Idris did not answer.
He watched the water until the shadow did not return.
The sea had food.
By the time they returned to the fire, the camp smelled of roasted shellfish and smoke. It should have felt like progress. Instead, the meal made everyone hungrier because it reminded their bodies of what food was. Peter could not eat. Maya mashed a small piece of fish with water and touched it to his lips, then threw the rest into the fire when he could not swallow.
Gareth saw that too. For once he said nothing.
The sea also had teeth.
Of course it did.
Rosa asked for every failed hook to be kept instead of thrown away. When Owen asked why, she said failure showed the shape of the next attempt. It was such a calm, practical answer that Idris glanced at her twice. The island was stripping people down, but it was also revealing what remained under fear.

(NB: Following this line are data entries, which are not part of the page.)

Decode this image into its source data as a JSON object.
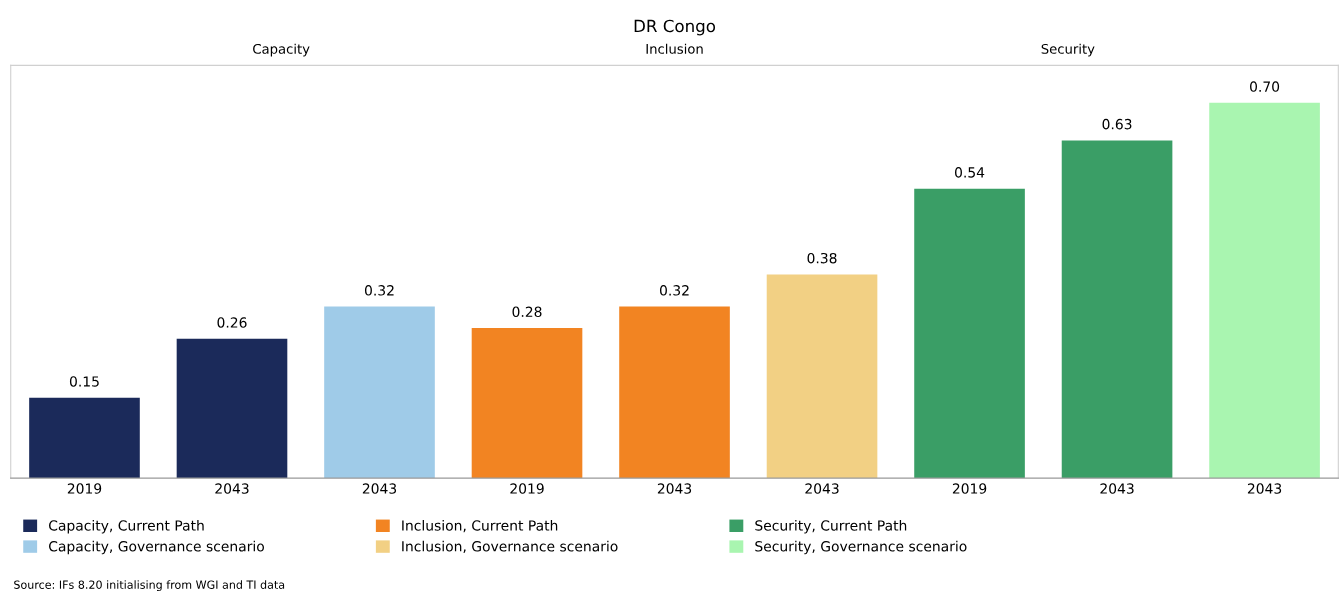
{
  "chart_data": {
    "type": "bar",
    "title": "DR Congo",
    "categories": [
      "2019",
      "2043",
      "2043",
      "2019",
      "2043",
      "2043",
      "2019",
      "2043",
      "2043"
    ],
    "series": [
      {
        "name": "Capacity, Current Path",
        "color": "#1b2a5a",
        "values": [
          0.15,
          0.26,
          null,
          null,
          null,
          null,
          null,
          null,
          null
        ],
        "value_labels": [
          "0.15",
          "0.26",
          null,
          null,
          null,
          null,
          null,
          null,
          null
        ]
      },
      {
        "name": "Capacity, Governance scenario",
        "color": "#9fcbe8",
        "values": [
          null,
          null,
          0.32,
          null,
          null,
          null,
          null,
          null,
          null
        ],
        "value_labels": [
          null,
          null,
          "0.32",
          null,
          null,
          null,
          null,
          null,
          null
        ]
      },
      {
        "name": "Inclusion, Current Path",
        "color": "#f28422",
        "values": [
          null,
          null,
          null,
          0.28,
          0.32,
          null,
          null,
          null,
          null
        ],
        "value_labels": [
          null,
          null,
          null,
          "0.28",
          "0.32",
          null,
          null,
          null,
          null
        ]
      },
      {
        "name": "Inclusion, Governance scenario",
        "color": "#f2d084",
        "values": [
          null,
          null,
          null,
          null,
          null,
          0.38,
          null,
          null,
          null
        ],
        "value_labels": [
          null,
          null,
          null,
          null,
          null,
          "0.38",
          null,
          null,
          null
        ]
      },
      {
        "name": "Security, Current Path",
        "color": "#3a9e66",
        "values": [
          null,
          null,
          null,
          null,
          null,
          null,
          0.54,
          0.63,
          null
        ],
        "value_labels": [
          null,
          null,
          null,
          null,
          null,
          null,
          "0.54",
          "0.63",
          null
        ]
      },
      {
        "name": "Security, Governance scenario",
        "color": "#a9f5b0",
        "values": [
          null,
          null,
          null,
          null,
          null,
          null,
          null,
          null,
          0.7
        ],
        "value_labels": [
          null,
          null,
          null,
          null,
          null,
          null,
          null,
          null,
          "0.70"
        ]
      }
    ],
    "legend": "bottom",
    "annotations": [
      "Capacity",
      "Inclusion",
      "Security",
      "Source: IFs 8.20 initialising from WGI and TI data"
    ]
  }
}
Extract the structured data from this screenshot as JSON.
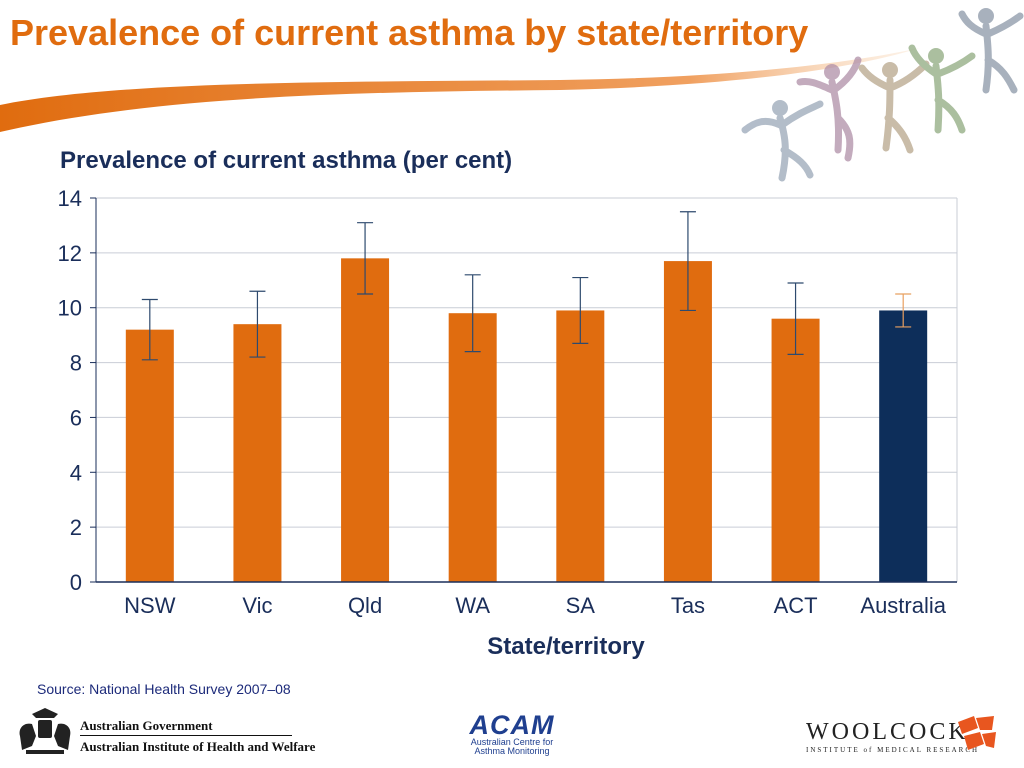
{
  "slide": {
    "title": "Prevalence of current asthma by state/territory",
    "source": "Source: National Health Survey 2007–08"
  },
  "logos": {
    "gov_line1": "Australian Government",
    "gov_line2": "Australian Institute of Health and Welfare",
    "acam_word": "ACAM",
    "acam_sub1": "Australian Centre for",
    "acam_sub2": "Asthma Monitoring",
    "woolcock_word": "WOOLCOCK",
    "woolcock_sub": "INSTITUTE of MEDICAL RESEARCH"
  },
  "colors": {
    "title": "#e06c0f",
    "bar_state": "#e06c0f",
    "bar_national": "#0d2e5a",
    "error_state": "#2e4a6e",
    "error_national": "#e8a060",
    "axis_text": "#1a2e5a",
    "grid": "#c9cdd6"
  },
  "chart_data": {
    "type": "bar",
    "title": "Prevalence of current asthma (per cent)",
    "xlabel": "State/territory",
    "ylabel": "",
    "ylim": [
      0,
      14
    ],
    "yticks": [
      0,
      2,
      4,
      6,
      8,
      10,
      12,
      14
    ],
    "grid": true,
    "categories": [
      "NSW",
      "Vic",
      "Qld",
      "WA",
      "SA",
      "Tas",
      "ACT",
      "Australia"
    ],
    "values": [
      9.2,
      9.4,
      11.8,
      9.8,
      9.9,
      11.7,
      9.6,
      9.9
    ],
    "error_low": [
      8.1,
      8.2,
      10.5,
      8.4,
      8.7,
      9.9,
      8.3,
      9.3
    ],
    "error_high": [
      10.3,
      10.6,
      13.1,
      11.2,
      11.1,
      13.5,
      10.9,
      10.5
    ],
    "highlight": "Australia"
  }
}
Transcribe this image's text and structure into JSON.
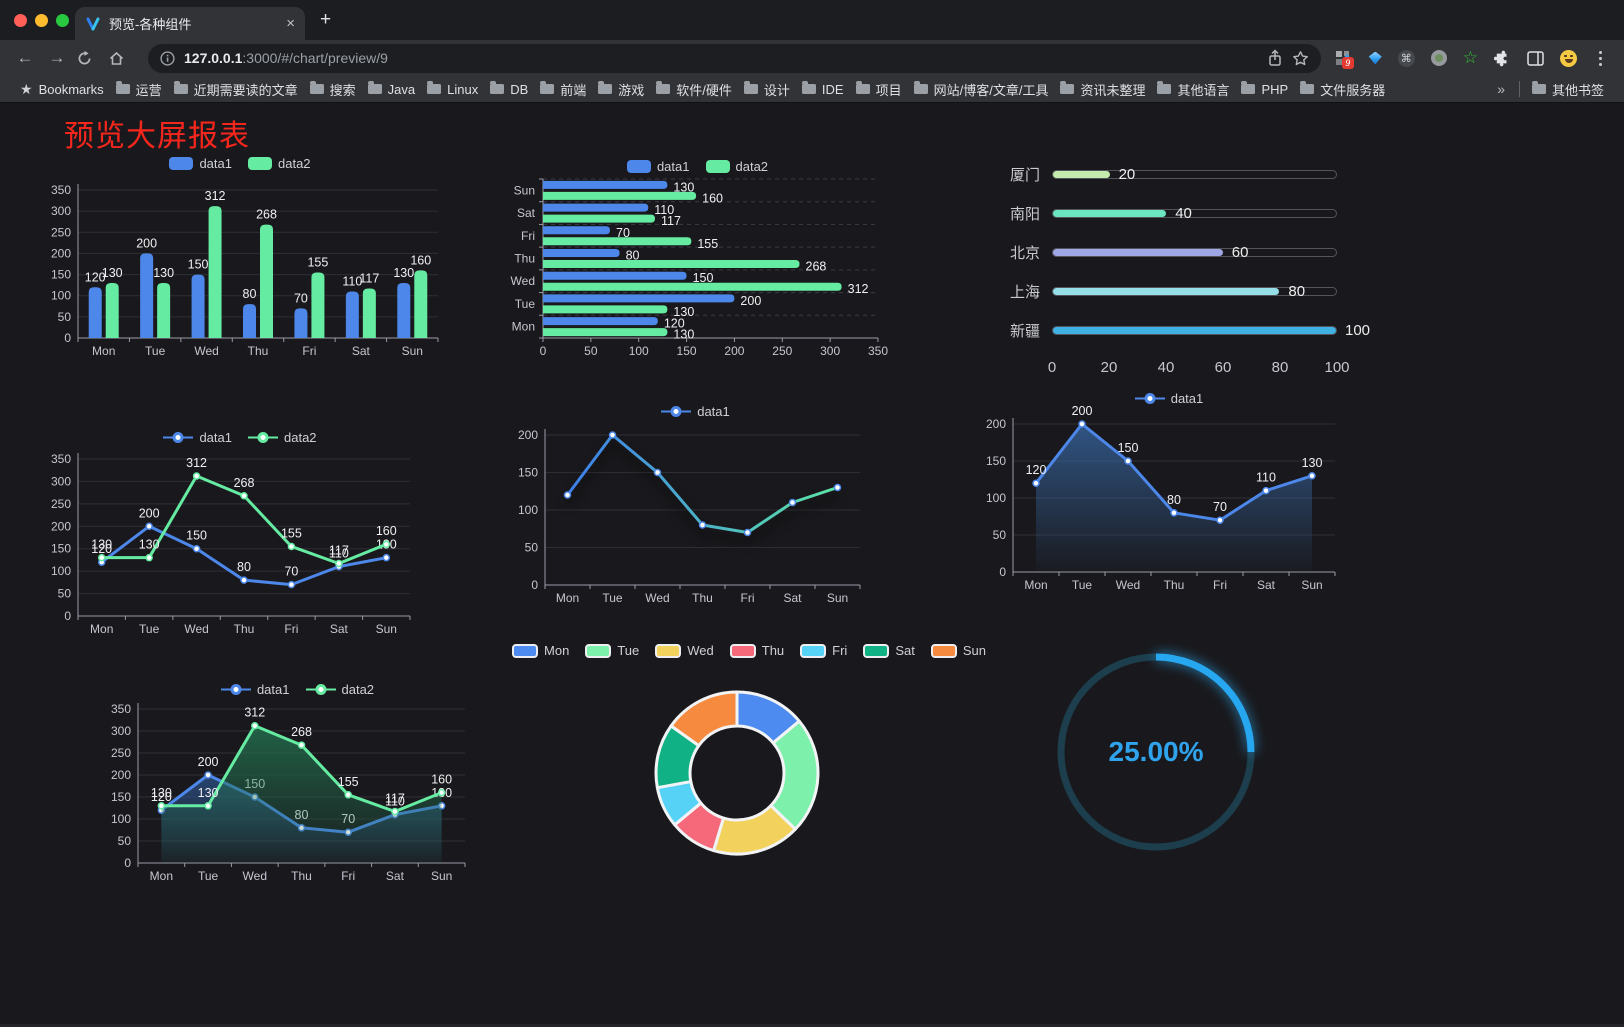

The fishing also gave them a new sound. Not laughter exactly, but argument with purpose. Tom swore at knots. Rosa corrected him. Owen named the traps as if they were pets and then apologised when the first one caught fish. For a short while, the camp sounded less like wreckage and more like people making something.
Hunger made them practical, but the sea made them humble. Every small fish had to be earned twice, once from the water and once from the fire without burning it to bitterness.
By sunset, their hands smelled of fish, salt and smoke. Nobody complained. Smell meant food had passed through their fingers, even if too little reached their stomachs.